Six years later, at the age of 28, Klaas married Maria Epp (1760–1806), who was ten years his senior. Maria was the daughter of Peter Epp, a highly influential Mennonite church leader. Maria died in 1806 at age 46. Klaas and Maria had only one child, Aganetha, who was born in 1801, who later dies an early death in Russia. About three months after his first wife died, Reimer remarried to Helena von Riesen (1787–1846), together they had ten children, of which three sons and two daughters survived to adulthood.

Reimer was ordained into the ministry in 1801. In 1804, he led a group of about 30 adults in an immigration to south Russia, settling in the newly opened Mennonite colony, Molotschna, in the spring of 1805. Here, Reimer was frequently in conflict with the elder of the colony, Jacob Enns, who attempted to have the local authorities silence him. Reimer appealed to Chortitza elder Johann Wiebe, only to be threatened by Wiebe with banishment if he did not stop his activities. The struggle finally came to a head in 1812, when Reimer and eighteen of his followers began to hold their own church meetings in private homes. Seen as a secession by the Molotschna leadership, Reimer was threatened with dire punishment, including exile to Siberia.
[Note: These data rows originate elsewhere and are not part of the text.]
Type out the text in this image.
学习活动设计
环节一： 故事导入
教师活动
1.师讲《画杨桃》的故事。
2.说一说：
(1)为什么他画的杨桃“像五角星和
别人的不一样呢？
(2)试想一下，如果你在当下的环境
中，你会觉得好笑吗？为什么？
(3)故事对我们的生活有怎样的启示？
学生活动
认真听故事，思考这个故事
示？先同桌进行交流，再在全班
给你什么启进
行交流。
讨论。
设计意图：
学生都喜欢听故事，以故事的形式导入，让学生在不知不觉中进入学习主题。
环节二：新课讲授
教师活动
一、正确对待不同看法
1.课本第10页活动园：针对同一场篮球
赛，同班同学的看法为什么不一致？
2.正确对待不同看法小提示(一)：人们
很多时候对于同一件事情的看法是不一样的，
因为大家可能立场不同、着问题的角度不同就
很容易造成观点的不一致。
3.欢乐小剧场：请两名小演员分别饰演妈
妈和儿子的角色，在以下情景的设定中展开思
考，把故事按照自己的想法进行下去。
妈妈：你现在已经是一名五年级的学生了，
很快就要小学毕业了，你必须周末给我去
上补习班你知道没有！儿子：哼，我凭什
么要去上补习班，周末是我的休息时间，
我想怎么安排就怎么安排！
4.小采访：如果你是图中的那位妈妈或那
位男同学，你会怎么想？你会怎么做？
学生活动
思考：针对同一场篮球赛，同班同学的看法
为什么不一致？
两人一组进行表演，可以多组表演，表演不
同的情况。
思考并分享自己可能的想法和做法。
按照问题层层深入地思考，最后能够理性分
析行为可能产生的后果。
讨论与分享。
Reimer was joined by another minister, Cornelius Janzen, and about 20 members, who together recognized themselves as a separate church body in 1814. Similar groups in several villages seceded at the same time. These later united to form the Kleine Gemeinde, which was recognized by the Russian government and granted the same rights and privileges of the main Mennonite group. The hostility against Reimer and his fellowship toned down somewhat a few years later, when Elder Enns died.

Reimer's challenges were not limited to the main Mennonite body from which they separated. He also faced difficult challenges within his own fellowship. A crisis that has been called the false-humility movement almost destroyed the Kleine Gemeinde in 1828–29 and for a time threatened his leadership. A faction within the church apparently dwelt on guilt and fear and attempted a daily routine of extreme asceticism and self-inflicted punishment. When Reimer strongly admonished this faction in a sermon, many in the congregation walked out in disapproval. At a special meeting, his leadership was challenged and barely survived a vote of confidence. Over time, the movement subsided and Reimer regained control of the fellowship.

On December 18, 1837, Klaas Reimer died in Lindenau, Molotschna, South Russia at the age of 67 years.

=== Legacy ===

Reimer remains a controversial figure in Mennonite history. One of Reimer's prominent critics was Mennonite historian Peter M. Friesen (1849–1914) who wrote that Reimer was "devoid of any joyous knowledge of God's grace" and that his movement "was too narrow-minded, too frightened, too isolationist and opposed to education, it never made a profound impact." Delbert Plett, an outspoken advocate of Reimer, writes that "Klaas Reimer was a conservative intellectual whose voice speaks with singular clarity over the centuries."

Reimer's autobiography, penned in 1836, has been translated into English and published in the book Leaders by Mennonite historian Delbert Plett.

Direct descendants of Klaas Reimer include authors Miriam Toews, David Bergen, Casey Plett and Andrew Unger.